Thursday, March 31, 2011

This weather is killing me

It has been so cold and gloomy lately, its depressing.  I can't wait for some actual spring-like weather.  Emmett wants to go outside so bad.  He keeps grabbing my hand and leading me over to the door.  But I just can't bring myself to take him out in the cold.  He just got over a series of colds that ended in a nasty cough.  He hasn't been coughing at all the last few days and I'm afraid the cold air will get him started again.  Its supposed to be in the 60s this weekend, so we'll probably go to the park at some point.

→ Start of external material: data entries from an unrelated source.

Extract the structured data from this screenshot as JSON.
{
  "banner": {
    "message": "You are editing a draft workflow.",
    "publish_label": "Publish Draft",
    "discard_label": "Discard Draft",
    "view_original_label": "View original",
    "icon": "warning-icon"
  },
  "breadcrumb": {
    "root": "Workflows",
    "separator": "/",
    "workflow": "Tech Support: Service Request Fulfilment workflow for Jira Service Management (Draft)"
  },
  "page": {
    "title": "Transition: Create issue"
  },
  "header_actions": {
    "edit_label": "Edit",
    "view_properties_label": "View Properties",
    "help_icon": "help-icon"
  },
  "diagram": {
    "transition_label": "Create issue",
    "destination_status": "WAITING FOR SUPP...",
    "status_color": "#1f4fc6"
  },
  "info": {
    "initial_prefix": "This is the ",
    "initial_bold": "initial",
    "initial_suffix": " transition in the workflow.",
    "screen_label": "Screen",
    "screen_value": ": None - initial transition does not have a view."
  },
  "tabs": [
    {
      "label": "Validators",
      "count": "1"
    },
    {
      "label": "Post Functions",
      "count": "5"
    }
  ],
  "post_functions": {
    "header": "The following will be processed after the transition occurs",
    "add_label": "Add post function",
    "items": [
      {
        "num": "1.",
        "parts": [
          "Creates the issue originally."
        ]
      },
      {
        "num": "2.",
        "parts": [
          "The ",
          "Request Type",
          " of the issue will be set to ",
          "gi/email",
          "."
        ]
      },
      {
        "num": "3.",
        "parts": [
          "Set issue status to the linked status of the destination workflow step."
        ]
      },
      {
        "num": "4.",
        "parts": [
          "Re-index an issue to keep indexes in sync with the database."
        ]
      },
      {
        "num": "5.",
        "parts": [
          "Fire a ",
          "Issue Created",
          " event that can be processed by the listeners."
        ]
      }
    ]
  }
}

So now that my metabolism has slowed down since I'm barely breastfeeding anymore, I've gained a couple of pounds back.  And I know I said that I missed being a litte more curvy, but even so, I find myself getting antsy about gaining weight back.  I really don't want to be at the weight I was before I got pregnant with Emmett.  And I am close to being ready to start trying for baby number two, and its really important to me that I start this pregnancy at a more healthy weight and I plan to work really hard at not gaining as much weight next time.  So I'm really trying to watch what I eat, especially trying to give up the little snacks that I was used to eating during the day that I really no longer need. 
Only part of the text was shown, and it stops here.